Currently the enable_empty option that is set on a intermediate epollid that is then discarded. Fix as follows:

index 61c7dd7..b8a2be7 100644
--- a/pollserver.go
+++ b/pollserver.go
@@ -22,12 +22,11 @@ func pollServerCtx() *pollServer {
 }

 func pollServerCtxInit() {
- eid := C.srt_epoll_create()
- C.srt_epoll_set(eid, C.SRT_EPOLL_ENABLE_EMPTY)
  phctx = &pollServer{
      srtEpollDescr: C.srt_epoll_create(),
      pollDescs:     make(map[C.SRTSOCKET]*pollDesc),
  }
+ C.srt_epoll_set(phctx.srtEpollDescr, C.SRT_EPOLL_ENABLE_EMPTY)
  go phctx.run()
 }

Thanks, I figured the same yesterday :/ Fixing soon.

I have also noticed that under a lot of read/write load a socket might return EAsyncRCV even after epoll.
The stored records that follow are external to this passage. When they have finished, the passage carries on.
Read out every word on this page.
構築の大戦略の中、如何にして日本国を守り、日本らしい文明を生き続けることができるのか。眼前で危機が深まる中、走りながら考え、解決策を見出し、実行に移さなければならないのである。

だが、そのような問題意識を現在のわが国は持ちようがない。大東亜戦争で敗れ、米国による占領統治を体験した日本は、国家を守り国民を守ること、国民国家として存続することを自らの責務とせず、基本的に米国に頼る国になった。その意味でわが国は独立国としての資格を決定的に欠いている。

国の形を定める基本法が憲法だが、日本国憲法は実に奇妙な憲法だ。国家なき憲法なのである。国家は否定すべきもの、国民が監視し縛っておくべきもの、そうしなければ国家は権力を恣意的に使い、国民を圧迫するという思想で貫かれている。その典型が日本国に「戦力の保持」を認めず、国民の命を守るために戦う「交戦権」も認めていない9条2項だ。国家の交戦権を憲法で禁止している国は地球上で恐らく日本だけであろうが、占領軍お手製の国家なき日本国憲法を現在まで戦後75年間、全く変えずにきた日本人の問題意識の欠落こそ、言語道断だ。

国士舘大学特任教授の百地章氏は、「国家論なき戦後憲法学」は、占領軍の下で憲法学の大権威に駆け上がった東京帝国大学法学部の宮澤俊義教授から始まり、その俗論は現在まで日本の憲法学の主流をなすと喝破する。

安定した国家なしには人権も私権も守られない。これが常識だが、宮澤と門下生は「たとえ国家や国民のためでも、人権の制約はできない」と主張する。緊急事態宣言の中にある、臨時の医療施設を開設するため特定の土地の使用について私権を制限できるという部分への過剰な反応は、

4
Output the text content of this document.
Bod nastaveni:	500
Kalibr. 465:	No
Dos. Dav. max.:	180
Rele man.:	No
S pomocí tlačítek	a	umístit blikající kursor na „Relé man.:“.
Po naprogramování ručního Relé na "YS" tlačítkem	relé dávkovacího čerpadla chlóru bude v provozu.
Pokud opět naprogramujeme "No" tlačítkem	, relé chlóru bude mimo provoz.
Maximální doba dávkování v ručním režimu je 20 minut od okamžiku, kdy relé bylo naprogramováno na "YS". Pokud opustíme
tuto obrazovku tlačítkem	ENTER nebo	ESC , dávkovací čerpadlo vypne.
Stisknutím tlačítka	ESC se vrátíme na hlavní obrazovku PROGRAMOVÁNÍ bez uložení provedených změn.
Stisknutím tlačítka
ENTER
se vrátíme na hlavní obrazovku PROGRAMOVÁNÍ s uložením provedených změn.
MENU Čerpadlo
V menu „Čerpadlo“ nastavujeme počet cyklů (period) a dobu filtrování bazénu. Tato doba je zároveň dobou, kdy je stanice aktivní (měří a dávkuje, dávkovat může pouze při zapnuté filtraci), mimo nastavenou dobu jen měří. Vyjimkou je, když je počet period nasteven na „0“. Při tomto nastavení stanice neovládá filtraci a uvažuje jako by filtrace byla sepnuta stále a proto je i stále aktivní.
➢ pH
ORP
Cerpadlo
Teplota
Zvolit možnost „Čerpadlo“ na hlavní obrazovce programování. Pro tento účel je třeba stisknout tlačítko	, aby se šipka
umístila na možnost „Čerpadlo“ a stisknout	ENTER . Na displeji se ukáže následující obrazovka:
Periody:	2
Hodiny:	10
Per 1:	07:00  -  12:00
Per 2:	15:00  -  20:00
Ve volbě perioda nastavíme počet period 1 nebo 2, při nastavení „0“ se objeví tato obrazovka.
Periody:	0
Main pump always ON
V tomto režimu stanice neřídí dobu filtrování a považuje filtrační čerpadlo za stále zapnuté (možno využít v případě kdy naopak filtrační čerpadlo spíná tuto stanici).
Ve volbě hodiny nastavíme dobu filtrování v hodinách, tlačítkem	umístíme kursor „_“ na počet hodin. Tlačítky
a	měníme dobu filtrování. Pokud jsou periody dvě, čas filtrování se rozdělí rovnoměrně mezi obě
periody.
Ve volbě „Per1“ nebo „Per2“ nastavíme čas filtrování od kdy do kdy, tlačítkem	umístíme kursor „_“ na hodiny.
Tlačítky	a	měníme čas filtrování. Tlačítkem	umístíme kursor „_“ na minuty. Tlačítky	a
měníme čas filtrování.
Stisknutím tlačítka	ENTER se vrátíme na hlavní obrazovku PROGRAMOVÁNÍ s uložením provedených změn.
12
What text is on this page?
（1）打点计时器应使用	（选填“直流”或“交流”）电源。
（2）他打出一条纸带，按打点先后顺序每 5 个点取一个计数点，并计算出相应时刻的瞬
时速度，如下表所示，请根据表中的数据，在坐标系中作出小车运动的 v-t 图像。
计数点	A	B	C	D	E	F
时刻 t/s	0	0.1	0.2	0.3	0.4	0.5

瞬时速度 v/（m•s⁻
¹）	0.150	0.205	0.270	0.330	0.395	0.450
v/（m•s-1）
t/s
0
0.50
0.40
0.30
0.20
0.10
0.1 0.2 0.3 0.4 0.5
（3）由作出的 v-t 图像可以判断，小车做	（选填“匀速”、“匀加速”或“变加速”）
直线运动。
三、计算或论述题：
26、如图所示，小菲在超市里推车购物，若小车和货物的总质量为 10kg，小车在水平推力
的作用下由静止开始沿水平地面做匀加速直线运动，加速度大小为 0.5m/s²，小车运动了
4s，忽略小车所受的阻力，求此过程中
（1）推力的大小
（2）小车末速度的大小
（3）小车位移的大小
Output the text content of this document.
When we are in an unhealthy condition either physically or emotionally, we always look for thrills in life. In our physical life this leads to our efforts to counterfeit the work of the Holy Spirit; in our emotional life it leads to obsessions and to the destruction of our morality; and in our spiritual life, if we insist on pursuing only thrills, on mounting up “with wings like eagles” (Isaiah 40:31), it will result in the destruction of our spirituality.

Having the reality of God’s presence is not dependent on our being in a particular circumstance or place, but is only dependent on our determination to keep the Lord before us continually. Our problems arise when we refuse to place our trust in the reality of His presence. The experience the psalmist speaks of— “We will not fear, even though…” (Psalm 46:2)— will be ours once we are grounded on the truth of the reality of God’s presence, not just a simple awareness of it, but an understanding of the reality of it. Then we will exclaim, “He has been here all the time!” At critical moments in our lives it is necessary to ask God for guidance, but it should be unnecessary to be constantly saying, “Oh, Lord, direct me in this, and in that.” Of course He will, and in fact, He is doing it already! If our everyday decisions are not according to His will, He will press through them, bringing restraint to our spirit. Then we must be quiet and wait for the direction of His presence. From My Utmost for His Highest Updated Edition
I think it's probably a problem with the library as I get that without the pollserver too. But might be needed to handle that case by wrapping read/write in a loop.

So an idea would be:

index 059583f..863e66e 100644
--- a/read.go
+++ b/read.go
@@ -43,11 +43,11 @@ func (s SrtSocket) Read(b []byte) (n int, err error) {
  }
  n, err = srtRecvMsg2Impl(s.socket, b, nil)

- if err != nil {
-     if errors.Is(err, error(EAsyncRCV)) && !s.blocking {
-         s.pd.wait(ModeRead)
-         n, err = srtRecvMsg2Impl(s.socket, b, nil)
+ for {
+     if !errors.Is(err, error(EAsyncRCV)) || s.blocking {
+         return
      }
+     s.pd.wait(ModeRead)
+     n, err = srtRecvMsg2Impl(s.socket, b, nil)
  }
- return
 }
diff --git a/write.go b/write.go
index 8fc34ce..0d2309f 100644
--- a/write.go
+++ b/write.go
@@ -44,11 +44,11 @@ func (s SrtSocket) Write(b []byte) (n int, err error) {
  }
  n, err = srtSendMsg2Impl(s.socket, b, nil)

- if err != nil {
-     if errors.Is(err, error(EAsyncSND)) && !s.blocking {
-         s.pd.wait(ModeWrite)
-         n, err = srtSendMsg2Impl(s.socket, b, nil)
+ for {
+     if !errors.Is(err, error(EAsyncSND)) || s.blocking {
+         return
      }
+     s.pd.wait(ModeWrite)
+     n, err = srtSendMsg2Impl(s.socket, b, nil)
  }
- return
 }

Seems like a good idea.

I also haven't been able to produce any tangible performance difference from the pollserver in relation to blocking-mode. In my testing the simple blocking mode is at least on par, but I also haven't found a good way to test srt performance anyways. I have implemented some read/write code in #44 if you want to test it yourself. Just note that the results are all over the place.

But I would say the pollserver is most likely faster than the current non-blocking implementation, so thumbs up for the merge. Just need to get enable_empty fix in I mentioned above.

The advantage should be there mostly when there are multiple (many) sockets open, at a minimum it'll reduce the amount of fds created ;) (already saw one of my processes starve due to open file limitations ;) )

gizahNL commented 2 years ago

@jeoliva did you already look at this?

jeoliva commented 2 years ago

@gizahNL , @iSchluff , amazing work. Hats off.